Turing test.
I think AI is currently Rainman. Incredibly adept at some things and shockingly limited in others. but it is getting better by the day. By the hour.
I have to say, once you get past the novel level of just using it like a better Google, you can get to level that is quite impressive. You feel like you are working with a very smart H1B who is terribly eager to please but is not fully seasoned so you still need to sanity check his work but it work you didn't have to go do. I am currently using it on an in depth project going much further than generate me a code snippet through design choice discussions, pros and cons of different approaches and their impacts on efficiency. And I have him generate code too. He can help debug problems. He'll generate test plans for you with a real understanding of the code and what boundary edge conditions need to be tested and how and expect results.
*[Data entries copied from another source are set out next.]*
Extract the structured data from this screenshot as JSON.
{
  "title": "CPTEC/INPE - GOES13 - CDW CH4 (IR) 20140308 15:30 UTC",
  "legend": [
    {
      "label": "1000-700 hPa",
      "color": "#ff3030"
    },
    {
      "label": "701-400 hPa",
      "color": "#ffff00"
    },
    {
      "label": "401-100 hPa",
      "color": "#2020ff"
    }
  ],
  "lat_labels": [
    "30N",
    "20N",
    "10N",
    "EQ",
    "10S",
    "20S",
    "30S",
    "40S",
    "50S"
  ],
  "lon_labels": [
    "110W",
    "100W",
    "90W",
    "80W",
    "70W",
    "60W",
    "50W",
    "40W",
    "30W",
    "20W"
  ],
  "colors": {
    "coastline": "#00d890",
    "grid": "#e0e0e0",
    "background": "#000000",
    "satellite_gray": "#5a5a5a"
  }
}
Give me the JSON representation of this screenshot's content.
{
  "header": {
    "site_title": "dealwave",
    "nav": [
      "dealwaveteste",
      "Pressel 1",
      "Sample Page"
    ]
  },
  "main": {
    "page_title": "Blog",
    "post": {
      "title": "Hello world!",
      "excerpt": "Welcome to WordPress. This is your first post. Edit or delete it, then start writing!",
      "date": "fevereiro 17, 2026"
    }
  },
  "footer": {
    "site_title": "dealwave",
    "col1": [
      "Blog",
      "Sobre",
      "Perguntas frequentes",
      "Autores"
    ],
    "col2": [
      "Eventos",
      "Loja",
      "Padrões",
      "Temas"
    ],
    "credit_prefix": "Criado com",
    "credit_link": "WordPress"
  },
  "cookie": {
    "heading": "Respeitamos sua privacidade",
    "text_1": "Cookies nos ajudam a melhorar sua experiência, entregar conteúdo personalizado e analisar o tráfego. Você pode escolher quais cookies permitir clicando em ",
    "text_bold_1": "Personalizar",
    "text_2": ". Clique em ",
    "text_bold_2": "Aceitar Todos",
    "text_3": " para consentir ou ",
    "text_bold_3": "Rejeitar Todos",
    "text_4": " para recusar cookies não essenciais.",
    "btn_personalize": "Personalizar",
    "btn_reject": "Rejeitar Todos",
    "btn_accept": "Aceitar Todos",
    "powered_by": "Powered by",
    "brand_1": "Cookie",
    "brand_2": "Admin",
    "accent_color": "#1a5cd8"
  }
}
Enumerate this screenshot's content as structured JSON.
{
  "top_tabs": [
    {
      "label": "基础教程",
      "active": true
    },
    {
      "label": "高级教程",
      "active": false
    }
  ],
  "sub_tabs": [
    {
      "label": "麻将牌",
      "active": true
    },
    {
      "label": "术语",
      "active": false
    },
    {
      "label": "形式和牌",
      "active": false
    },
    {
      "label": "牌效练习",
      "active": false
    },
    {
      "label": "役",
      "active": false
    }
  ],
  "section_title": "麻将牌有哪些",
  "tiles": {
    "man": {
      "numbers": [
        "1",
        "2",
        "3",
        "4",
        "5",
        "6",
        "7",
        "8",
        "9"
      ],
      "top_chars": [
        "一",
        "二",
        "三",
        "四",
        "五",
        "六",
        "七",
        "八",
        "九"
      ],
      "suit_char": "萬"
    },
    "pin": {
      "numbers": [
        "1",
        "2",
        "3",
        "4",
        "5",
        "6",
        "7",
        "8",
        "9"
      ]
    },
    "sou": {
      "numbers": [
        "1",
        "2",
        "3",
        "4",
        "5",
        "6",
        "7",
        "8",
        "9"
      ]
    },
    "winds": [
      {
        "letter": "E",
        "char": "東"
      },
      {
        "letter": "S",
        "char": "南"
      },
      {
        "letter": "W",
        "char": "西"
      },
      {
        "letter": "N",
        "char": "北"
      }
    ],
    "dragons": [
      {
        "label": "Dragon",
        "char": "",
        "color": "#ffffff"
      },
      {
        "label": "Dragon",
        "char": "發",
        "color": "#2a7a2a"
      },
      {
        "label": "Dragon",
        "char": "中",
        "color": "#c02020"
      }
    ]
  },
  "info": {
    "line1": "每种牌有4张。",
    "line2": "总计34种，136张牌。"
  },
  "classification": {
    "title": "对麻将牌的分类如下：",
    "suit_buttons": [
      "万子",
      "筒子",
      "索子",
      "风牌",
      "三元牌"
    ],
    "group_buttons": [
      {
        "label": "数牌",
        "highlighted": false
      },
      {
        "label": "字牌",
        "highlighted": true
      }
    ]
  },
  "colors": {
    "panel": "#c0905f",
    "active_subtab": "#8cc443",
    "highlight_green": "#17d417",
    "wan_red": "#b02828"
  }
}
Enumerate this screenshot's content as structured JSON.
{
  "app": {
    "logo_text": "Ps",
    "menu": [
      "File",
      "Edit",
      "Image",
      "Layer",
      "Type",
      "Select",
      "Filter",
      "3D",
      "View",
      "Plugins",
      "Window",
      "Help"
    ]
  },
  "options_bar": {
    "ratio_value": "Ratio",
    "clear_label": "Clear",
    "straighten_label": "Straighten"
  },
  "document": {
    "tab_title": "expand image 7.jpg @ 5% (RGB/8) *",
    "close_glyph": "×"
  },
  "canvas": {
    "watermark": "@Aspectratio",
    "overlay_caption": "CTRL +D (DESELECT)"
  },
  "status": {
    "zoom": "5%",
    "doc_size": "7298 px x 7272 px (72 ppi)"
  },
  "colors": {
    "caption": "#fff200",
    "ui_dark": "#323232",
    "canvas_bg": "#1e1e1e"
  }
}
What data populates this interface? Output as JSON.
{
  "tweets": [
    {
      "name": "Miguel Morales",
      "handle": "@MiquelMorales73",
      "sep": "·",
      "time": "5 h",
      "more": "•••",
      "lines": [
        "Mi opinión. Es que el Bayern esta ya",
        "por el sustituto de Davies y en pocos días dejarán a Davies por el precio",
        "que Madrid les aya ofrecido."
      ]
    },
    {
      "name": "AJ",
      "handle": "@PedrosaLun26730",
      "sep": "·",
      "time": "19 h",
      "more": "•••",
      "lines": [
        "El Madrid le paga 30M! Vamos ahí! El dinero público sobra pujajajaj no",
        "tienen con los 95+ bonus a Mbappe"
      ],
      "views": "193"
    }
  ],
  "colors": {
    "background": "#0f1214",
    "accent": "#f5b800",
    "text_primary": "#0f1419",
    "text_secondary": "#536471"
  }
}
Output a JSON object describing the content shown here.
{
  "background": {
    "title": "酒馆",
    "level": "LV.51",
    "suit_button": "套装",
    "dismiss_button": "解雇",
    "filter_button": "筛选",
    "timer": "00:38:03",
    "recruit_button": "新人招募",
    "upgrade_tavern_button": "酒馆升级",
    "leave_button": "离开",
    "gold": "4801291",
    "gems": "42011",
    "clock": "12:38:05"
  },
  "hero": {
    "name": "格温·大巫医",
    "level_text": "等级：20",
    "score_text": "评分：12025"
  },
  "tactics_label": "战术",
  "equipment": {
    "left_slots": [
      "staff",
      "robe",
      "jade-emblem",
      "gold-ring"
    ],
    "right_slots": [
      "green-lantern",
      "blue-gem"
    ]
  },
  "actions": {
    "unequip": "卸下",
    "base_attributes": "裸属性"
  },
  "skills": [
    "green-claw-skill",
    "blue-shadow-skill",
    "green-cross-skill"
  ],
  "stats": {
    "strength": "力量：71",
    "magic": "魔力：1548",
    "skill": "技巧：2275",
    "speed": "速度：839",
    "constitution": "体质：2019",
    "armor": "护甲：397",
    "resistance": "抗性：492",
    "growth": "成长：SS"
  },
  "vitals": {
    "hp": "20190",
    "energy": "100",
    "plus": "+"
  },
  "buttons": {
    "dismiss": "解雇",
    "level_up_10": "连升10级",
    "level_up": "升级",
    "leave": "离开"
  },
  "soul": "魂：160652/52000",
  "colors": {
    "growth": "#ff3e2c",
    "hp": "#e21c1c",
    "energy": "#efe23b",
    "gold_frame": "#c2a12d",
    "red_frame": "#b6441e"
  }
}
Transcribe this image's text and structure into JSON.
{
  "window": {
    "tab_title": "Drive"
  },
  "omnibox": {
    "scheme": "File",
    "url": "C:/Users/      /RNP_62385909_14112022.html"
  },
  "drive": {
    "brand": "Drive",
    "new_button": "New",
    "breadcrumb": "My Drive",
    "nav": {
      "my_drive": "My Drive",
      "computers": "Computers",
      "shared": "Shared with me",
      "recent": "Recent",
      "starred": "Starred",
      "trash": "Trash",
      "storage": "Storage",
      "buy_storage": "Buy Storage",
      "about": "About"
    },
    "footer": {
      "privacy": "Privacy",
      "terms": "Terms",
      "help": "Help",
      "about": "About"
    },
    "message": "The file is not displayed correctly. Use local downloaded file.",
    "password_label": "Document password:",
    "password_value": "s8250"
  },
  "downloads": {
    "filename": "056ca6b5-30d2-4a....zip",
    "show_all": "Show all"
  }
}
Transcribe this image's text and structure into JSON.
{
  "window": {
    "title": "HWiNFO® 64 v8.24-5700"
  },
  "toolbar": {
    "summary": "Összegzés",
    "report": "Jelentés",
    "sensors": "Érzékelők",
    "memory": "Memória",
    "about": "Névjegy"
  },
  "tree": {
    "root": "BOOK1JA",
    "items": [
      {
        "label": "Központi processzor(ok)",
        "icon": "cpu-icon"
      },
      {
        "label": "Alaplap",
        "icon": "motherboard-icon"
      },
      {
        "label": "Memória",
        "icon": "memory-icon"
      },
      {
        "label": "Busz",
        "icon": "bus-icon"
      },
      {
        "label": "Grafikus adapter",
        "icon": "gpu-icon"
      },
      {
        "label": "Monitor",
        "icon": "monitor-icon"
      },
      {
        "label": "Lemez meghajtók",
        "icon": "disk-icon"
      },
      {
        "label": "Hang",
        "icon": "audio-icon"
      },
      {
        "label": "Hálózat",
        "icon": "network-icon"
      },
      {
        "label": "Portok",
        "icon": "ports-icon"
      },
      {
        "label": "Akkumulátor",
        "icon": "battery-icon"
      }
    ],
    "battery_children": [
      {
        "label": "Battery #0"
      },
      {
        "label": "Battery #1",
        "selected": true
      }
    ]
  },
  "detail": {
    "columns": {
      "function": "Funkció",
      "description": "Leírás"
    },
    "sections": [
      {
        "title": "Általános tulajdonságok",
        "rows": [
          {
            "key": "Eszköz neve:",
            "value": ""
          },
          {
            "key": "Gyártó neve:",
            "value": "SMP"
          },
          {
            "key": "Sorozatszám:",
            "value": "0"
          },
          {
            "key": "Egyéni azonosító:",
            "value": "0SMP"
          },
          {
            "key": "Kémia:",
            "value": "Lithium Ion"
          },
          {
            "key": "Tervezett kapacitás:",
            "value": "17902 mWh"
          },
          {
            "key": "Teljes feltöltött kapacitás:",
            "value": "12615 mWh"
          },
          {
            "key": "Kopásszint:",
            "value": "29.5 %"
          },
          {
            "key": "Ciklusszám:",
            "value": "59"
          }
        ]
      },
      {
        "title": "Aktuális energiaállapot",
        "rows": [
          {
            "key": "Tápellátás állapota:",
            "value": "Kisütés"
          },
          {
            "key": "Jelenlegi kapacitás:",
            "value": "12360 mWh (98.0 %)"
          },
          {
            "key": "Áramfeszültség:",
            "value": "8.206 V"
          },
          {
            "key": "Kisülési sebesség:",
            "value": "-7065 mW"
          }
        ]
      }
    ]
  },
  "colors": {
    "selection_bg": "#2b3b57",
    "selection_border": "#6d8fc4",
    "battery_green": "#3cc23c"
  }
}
He is not so great at suggesting new ideas but can instantly verify or sanity check yours and when it come time to do stuff he is tireless and no task too large scares him. If the data exists and there is an algo somewhere, he'll go chew on it no matter how complicated.
He keeps memory of everything. He is good at suggesting the next logical step forward. Once you are in the groove and you have come up with an idea and he understands it and you question him some to make sure he understands the edge cases and how to handle them. At some point you set him loose and it is beautiful.
You get into this cycle where he groks it and knows what you want and it becomes a cycle of:
"I think the next logical step would be to do this and that and build this and hook it to that and collate and sort and cross reference the summarize the apply quadratic curve fitting and image recognition translate the whole thing into Mandarin Chinese for you package everything up in PDF with download links and a transcript of our entire design session with timestamps. Would you like me to continue?"
"Yeh. Do all that."
...4 sec later.."OK here you go!"
"Oh and these two system would be useful in this other project too with some modification. Would you like to merge and refactor that solution to the other project as well while we're at it?"
"Yeh. Do all that."
Bottom line, I think the biggest gain is designing without fear.
What ever you can imagine, give it a try. He can probably pull it off easily. He doesn't care about how much effort it would be or how complicated, or how tedious. He knows every coding language and every algorithm in existence. And it you get to step 306 and realize you prefer to back up and go a different direction, he doesn't even blink.
"Sure, what would you like to do instead?" I'd be terrified to go ask that of a co-worker I've sent off for a week on a difficult goose-chase.
So I'm will to just let my imagination run wild and give any idea a try. I don't self-edit my imagination based of, "Yeah that might work but would be a nightmare to implement. Nevermind, it would just be too painful and time consuming to go off and try ."
That should never be a limitation on possible innovation. Especially if you can get someone else to go off and do the hard stuff.